Porque é que os “activistas” das “causas”, que berram pela liberdade na escolha do sexo e do “género”, abominam a mesmíssima liberdade na escolha da “raça”? Porque é que se pode ignorar o aparelho reprodutivo que o acaso nos deu e é blasfémia desprezar o tom da pele com que se nasce? Porque é que uma coisa é considerada subjectiva e a outra não se deixa alterar nem a tiro?
Conheço os “argumentos” que “justificam” a contradição (a “apropriação”, o “voluntarismo”, etc.). Não me apetece debatê-los. Não se debate com zelotas e não se debatem patetices.
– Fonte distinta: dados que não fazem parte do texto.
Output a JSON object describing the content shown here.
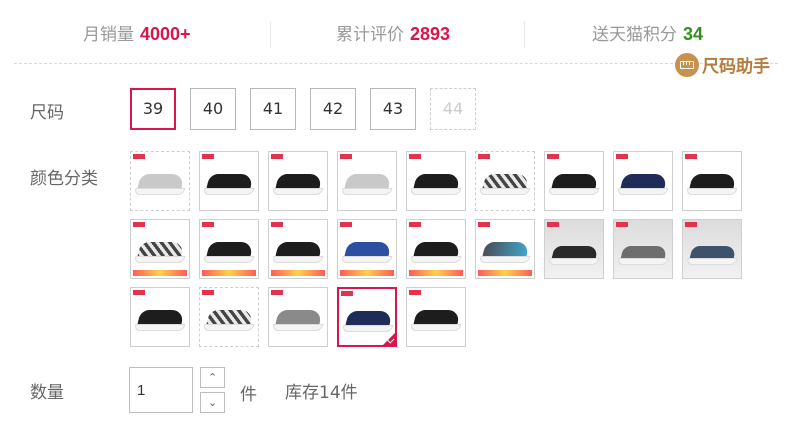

Noto, por desfastio, que aplaudir a “fluidez” no “género” e proibi-la na “raça” implica aceitar que as “raças” possuem características distintas, que essas características são decididas pelos “activistas” do ramo, e que os “activistas” impõem estereótipos a que a humanidade, devidamente retalhada em categorias, deve sujeitar-se sem um pio. Isto não é só segregacionismo, ou puro racismo: isto é medonho. As ideologias “woke” estão radicadas na intolerância. Naturalmente, fingem o contrário. Demi Lovato, sedenta de holofotes e da aprovação deste circo ridículo, também finge ter dois “géneros”. E dois neurónios. Alberto Gonçalves, Observador.